Dickman will read several recent poems beginning at 8 p.m. Saturday at the Fine Arts Work Center, 24 Pearl St., Provincetown with fiction writer Martin Seay.
Besides his residency here, he has received fellowships from the Oregon Literary Arts and The Vermont Studio Center. His work has been published in Tin House, Clackamas Literary Review and Poet Lore, among other literary magazines. Admission to this event is free, and fiction writer Martin Seay, a native Texan and recent graduate of Queens University of Charlotte’s low-residency MFA program, will also read. His short fiction has appeared in Gargoyle, where it received a Pushcart Prize nomination.
Dickman says that because it’s February, he’ll read several love poems, but says that all he writes are love poems anyway. Even “Public Parks”: “Some parks are celebrated for the bushes that men hide behind, touching each/ other/ in the dangerous hour before returning home/ to their wives and boyfriends, setting a table and pulling a roast out of the oven./ Some parks are noted for their baseball fields and some for their swing sets./ Some for their willows/ and some for a body that’s found by hikers, left in the wet/ brown leaves for the worms and twelve o’clock news,/ the reporter combing his hair/ between takes. I have performed Shakespeare/ in the parks. I played a wall and fell in love/ with a girl who played a nymph,/ she wore a green dress made out of shiny vinyl leaves that shimmered and shook/ above her hips. She had a lazy eye and listened to Patti Smith albums.”

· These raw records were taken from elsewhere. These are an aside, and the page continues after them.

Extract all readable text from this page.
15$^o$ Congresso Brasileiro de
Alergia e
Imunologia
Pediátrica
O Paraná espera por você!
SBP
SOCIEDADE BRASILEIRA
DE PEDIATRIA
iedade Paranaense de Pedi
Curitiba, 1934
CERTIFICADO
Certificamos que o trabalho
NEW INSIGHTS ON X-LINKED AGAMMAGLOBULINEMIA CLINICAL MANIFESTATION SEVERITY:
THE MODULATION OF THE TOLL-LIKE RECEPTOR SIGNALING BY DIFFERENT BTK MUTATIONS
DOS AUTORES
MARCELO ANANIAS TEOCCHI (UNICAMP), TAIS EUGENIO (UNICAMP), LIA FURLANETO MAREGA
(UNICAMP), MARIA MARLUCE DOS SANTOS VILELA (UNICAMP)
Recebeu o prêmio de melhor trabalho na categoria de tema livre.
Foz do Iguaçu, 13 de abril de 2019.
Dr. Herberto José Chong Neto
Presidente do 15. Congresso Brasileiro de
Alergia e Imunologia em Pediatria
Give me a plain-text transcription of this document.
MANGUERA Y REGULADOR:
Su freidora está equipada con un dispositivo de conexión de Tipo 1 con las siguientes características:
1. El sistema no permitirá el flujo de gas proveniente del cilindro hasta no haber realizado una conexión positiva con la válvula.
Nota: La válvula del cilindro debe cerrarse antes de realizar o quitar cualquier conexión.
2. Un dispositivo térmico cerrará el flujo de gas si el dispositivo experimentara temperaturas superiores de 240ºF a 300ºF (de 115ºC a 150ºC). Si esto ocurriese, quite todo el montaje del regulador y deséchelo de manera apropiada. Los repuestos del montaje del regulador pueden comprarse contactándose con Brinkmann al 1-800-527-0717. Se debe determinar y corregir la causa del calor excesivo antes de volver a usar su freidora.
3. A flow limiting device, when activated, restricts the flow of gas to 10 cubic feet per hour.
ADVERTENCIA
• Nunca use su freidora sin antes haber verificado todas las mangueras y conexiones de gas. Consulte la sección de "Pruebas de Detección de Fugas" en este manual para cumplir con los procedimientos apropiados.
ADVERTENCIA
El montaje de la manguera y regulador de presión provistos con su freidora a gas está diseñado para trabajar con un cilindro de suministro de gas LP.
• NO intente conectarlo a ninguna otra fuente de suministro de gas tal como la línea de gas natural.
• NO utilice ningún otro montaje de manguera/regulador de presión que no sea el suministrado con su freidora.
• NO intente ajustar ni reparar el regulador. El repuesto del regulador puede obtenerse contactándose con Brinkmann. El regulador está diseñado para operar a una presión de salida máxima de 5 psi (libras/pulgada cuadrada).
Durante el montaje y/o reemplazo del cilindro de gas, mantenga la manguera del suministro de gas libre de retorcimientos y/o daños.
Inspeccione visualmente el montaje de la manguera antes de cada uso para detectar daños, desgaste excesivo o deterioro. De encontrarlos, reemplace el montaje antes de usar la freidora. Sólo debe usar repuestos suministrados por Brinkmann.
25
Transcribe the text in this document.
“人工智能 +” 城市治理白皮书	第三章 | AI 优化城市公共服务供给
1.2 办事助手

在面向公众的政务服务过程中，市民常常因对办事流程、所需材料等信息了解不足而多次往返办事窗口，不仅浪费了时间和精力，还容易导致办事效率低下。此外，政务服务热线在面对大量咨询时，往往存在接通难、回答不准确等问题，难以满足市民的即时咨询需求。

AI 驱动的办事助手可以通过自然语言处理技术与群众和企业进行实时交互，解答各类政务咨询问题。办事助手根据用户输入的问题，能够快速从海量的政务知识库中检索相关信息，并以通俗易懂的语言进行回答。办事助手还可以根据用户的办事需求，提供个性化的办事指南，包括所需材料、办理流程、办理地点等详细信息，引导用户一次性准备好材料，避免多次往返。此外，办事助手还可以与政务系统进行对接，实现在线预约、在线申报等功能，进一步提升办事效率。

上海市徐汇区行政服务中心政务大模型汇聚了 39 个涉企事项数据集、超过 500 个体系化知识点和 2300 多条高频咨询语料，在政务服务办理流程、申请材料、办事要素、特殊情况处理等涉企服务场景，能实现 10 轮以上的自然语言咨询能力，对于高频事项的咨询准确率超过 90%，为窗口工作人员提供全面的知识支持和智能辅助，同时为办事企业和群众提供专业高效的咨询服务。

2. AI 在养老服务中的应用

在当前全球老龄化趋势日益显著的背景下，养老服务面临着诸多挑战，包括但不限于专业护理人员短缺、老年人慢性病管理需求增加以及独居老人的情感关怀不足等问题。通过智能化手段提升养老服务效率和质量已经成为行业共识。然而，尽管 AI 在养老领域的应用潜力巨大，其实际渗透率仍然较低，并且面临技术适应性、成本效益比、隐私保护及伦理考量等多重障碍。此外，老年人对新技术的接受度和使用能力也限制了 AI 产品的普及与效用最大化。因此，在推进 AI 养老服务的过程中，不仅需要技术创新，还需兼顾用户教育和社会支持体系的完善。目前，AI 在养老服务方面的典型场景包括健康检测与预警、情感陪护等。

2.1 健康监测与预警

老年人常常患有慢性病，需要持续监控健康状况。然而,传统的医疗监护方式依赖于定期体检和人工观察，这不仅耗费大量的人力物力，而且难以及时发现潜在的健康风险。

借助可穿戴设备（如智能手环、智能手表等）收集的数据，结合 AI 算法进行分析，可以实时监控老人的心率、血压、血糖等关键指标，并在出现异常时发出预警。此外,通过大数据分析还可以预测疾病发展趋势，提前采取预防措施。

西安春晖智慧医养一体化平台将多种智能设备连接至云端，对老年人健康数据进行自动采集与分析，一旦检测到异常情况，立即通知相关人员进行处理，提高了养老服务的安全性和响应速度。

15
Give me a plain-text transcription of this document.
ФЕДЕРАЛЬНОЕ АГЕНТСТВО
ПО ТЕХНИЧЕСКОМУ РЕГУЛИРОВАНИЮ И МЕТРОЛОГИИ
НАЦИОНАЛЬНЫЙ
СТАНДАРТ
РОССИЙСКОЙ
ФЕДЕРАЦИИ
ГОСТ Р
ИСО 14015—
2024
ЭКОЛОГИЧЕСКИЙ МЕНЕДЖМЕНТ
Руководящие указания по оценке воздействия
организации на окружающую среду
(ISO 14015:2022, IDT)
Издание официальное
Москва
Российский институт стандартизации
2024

Dickman, his identical twin Michael and their younger sister Elizabeth grew up in a dangerous Portland neighborhood under the watch of a protective single mother who often worked two jobs. Their mother “begged” various Catholic schools to take the kids so that they could avoid the violence-ridden public schools.
“She was a hero and a hammer, man,” the 30-year-old poet says. “She was pretty amazing.”
There was a clash between neighborhood and school behavior, and it was another woman who got him into poetry. One of those Catholic high school girls.
“I was interested in a girl who liked poems. I only started writing poems [to try] to get this girl to take her shirt off,” he says. It worked with her, and several girls later on. He’d read the poets these girls admired, emulate them and pass them on.
Dickman only started writing poetry for himself after high school, and says it took eight years to finish his undergraduate degree in theater because he was dabbling in too many drugs and worked several jobs, including one at a warehouse cutting meat; in a hotel; in mom-and-pop grocery stores and as assistant to poet Dorianne Laux.
He spent three years at the Michener Center so that he could be with his brother, a writer who was accepted into the program at the same time. That, and Dickman wasn’t required to teach undergraduates, which he really doesn’t want to do. He worries about being trapped in a world that might lead to him writing about co-eds.
When he turned 29 his poetry began to change. Dickman used to begin a poem only after fully fleshing out the idea and following his own rules of exclusion. He started writing more meditatively.
“Also, I decided to include anything I wanted in my poems…. Pepsi, McDonald’s, the word ‘ass,’” he says.
Dickman not only writes for the regular guy, he wants to live that way. When he leaves the Work Center he’ll probably go back to the bakery he worked at in Portland and bake bread.
“I want poetry to be part of my life, but I don’t want poetry to be my life,” he says.